Animals and Curiosity
What do you view as curiosity? Are animals curious? Richard W. Byrne, a professor of psychology and neuroscience at University of St. Andrews in the United Kingdom, says animals who are in the category of ‘generalists’ are more likely to exhibit behaviors considered “curious.” Generalists are animals whose genetic predispositions allow them to adapt well to new or changing environments. For example, rats who might not be considered extremely adaptable have learned to live in new environments over time, such as subways and under the streets of New York. All animals have different genetics which in turn affects their behavior, but animal curiosity continues to be under-researched which makes determining which animals exhibit curiosity traits to be very challenging. Despite this, there are a few traditionally popular animals that have loosely been categorized as “curious.”
Rats are traditionally skittish, shy creatures who prefer the cool night over being awake in the day. They seldom interact with humans, preferring to run and hide when approached. Rats are not the traditional ideal of “curious,” but tend to exhibit it when exposed to a new stimulus such as a new environment, situation, or object. When in a new situation, rats exhibit a cautious curiosity in which they don’t approach new things out of blind excitement, but more as a defense mechanism to determine whether that object is a threat.

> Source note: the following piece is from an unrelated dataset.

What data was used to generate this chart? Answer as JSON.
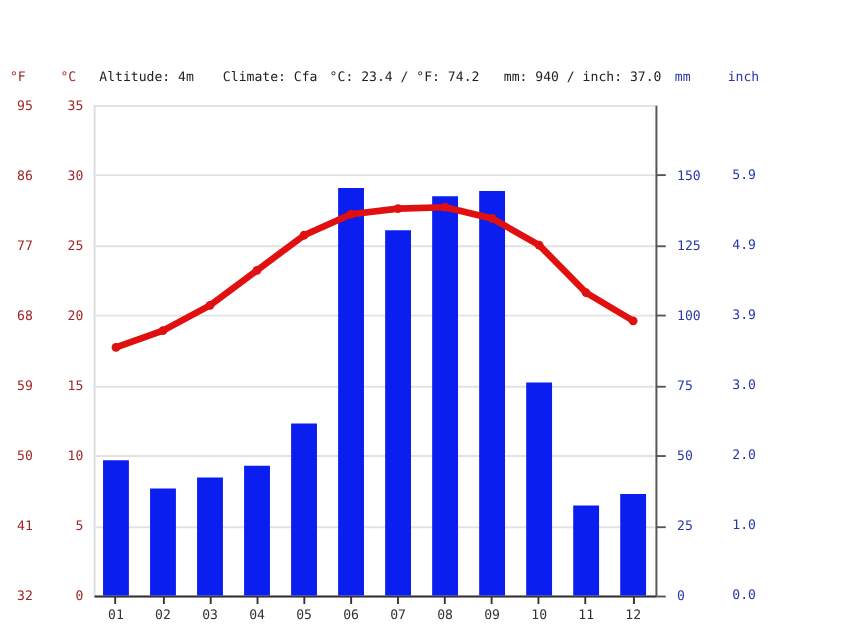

Elephants are considered extremely intelligent and majestic animals, can sense human and animal emotions, and live in herds that are emotionally bonded together. This species is very perceptive to emotions and has a sensual intelligence combined with a very high sense of curiosity in new situations. Elephants exhibit curiosity with one another, particularly through their young. For example, when an orphaned calf — a baby elephant — is introduced to a new herd, the ideal situation would be for a birthing mother to adopt the calf, but if the herd does not accept the calf, the consequences could be catastrophic. When meeting a new animal within their herd for the first time, the elephants use their trunks to smell, judge, and analyze the stranger, therefore, exhibiting strong aspects of curiosity.
Elephants have very sensitive trunks which are used for many different things, from pulling down trees to accessing food to communicating and vocalizing within the herd. Therefore, they use their trunk as a universal tool, similar to how humans use their hands. For example, when an elephant is brought into a rehabilitation or recovery center, it’s very common for them to get into trouble exploring their new environment with their trunks. Because elephants are very intelligent, they don’t feel safe until they’ve explored every inch of their new terrain.

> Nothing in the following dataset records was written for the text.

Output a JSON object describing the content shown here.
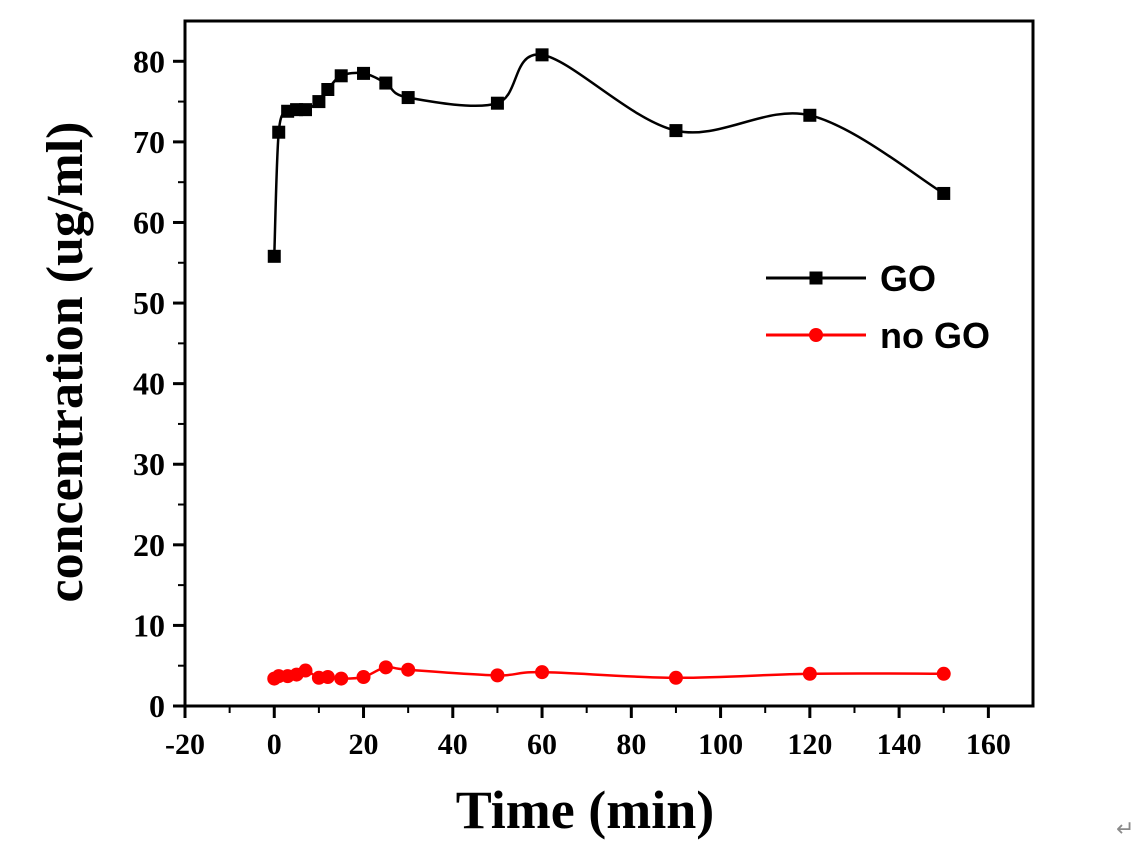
{
  "chart_data": {
    "type": "line",
    "xlabel": "Time (min)",
    "ylabel": "concentration (ug/ml)",
    "xlim": [
      -20,
      170
    ],
    "ylim": [
      0,
      85
    ],
    "x_ticks": [
      -20,
      0,
      20,
      40,
      60,
      80,
      100,
      120,
      140,
      160
    ],
    "y_ticks": [
      0,
      10,
      20,
      30,
      40,
      50,
      60,
      70,
      80
    ],
    "x_tick_labels": [
      "-20",
      "0",
      "20",
      "40",
      "60",
      "80",
      "100",
      "120",
      "140",
      "160"
    ],
    "y_tick_labels": [
      "0",
      "10",
      "20",
      "30",
      "40",
      "50",
      "60",
      "70",
      "80"
    ],
    "legend_position": "right",
    "grid": false,
    "smooth": true,
    "series": [
      {
        "name": "GO",
        "color": "#000000",
        "marker": "square",
        "x": [
          0,
          1,
          3,
          5,
          7,
          10,
          12,
          15,
          20,
          25,
          30,
          50,
          60,
          90,
          120,
          150
        ],
        "y": [
          55.8,
          71.2,
          73.8,
          74.0,
          74.0,
          75.0,
          76.5,
          78.2,
          78.5,
          77.3,
          75.5,
          74.8,
          80.8,
          71.4,
          73.3,
          63.6
        ]
      },
      {
        "name": "no GO",
        "color": "#ff0000",
        "marker": "circle",
        "x": [
          0,
          1,
          3,
          5,
          7,
          10,
          12,
          15,
          20,
          25,
          30,
          50,
          60,
          90,
          120,
          150
        ],
        "y": [
          3.4,
          3.7,
          3.7,
          3.9,
          4.4,
          3.5,
          3.6,
          3.4,
          3.6,
          4.8,
          4.5,
          3.8,
          4.2,
          3.5,
          4.0,
          4.0
        ]
      }
    ]
  },
  "page": {
    "corner_mark": "↵"
  }
}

Cats are a popular companion species for humans. They are also extremely intelligent animals. Cats exhibit curiosity through many different ways. For example, cats are unusually interested in small spaces, unknown objects, and any type of new situation. This can lead them to be unusually mischievous and get into slightly dangerous predicaments due to their curiosity. They are also overly obsessed with anything that moves. For example, cats love to watch water because it moves. More often than not, they tend to fall in the water. Because they are inherently independent, it’s very easy to spot curiosity in cats; they tend to exhibit it when entertaining themselves or to get their human’s attention. For example, when someone orders a package and leaves the box behind, a cat will automatically investigate it for their own entertainment and may end up getting stuck in the box. This is one of the many ways that cats exhibit curiosity, through their interest in new and foreign objects, as well as entertainment for themselves.
All animals exhibit some form of curiosity, even though some show more obvious signs of it. Animal curiosity and the study of intelligence are often paired together because both inherently seem to go hand-in-hand. It’s important to understand this idea for educational and scientific purposes; the more information we have about animals, the more knowledge we can share with others. Additionally, if we understand how animals think and process, we can be better equipped to help them in terms of conservation and rehabilitation.
There is little to no research on animal curiosity alone, but rather there is a large amount of research based around the intelligence of animals. One reason for this may be because it is difficult to separate curiosity from intelligence. One way to improve this lack of research would be by looking at the connection between curiosity and intelligence within a species. The inadequate research in animal curiosity could also be due to the lack of funding. Research requires time, money, and compassion. Unfortunately, the efforts of those who can access funds are not focused on animal research projects, but rather on endeavors that more directly benefit humans. Hopefully in the future more energy and funding will be directed towards this interesting topic.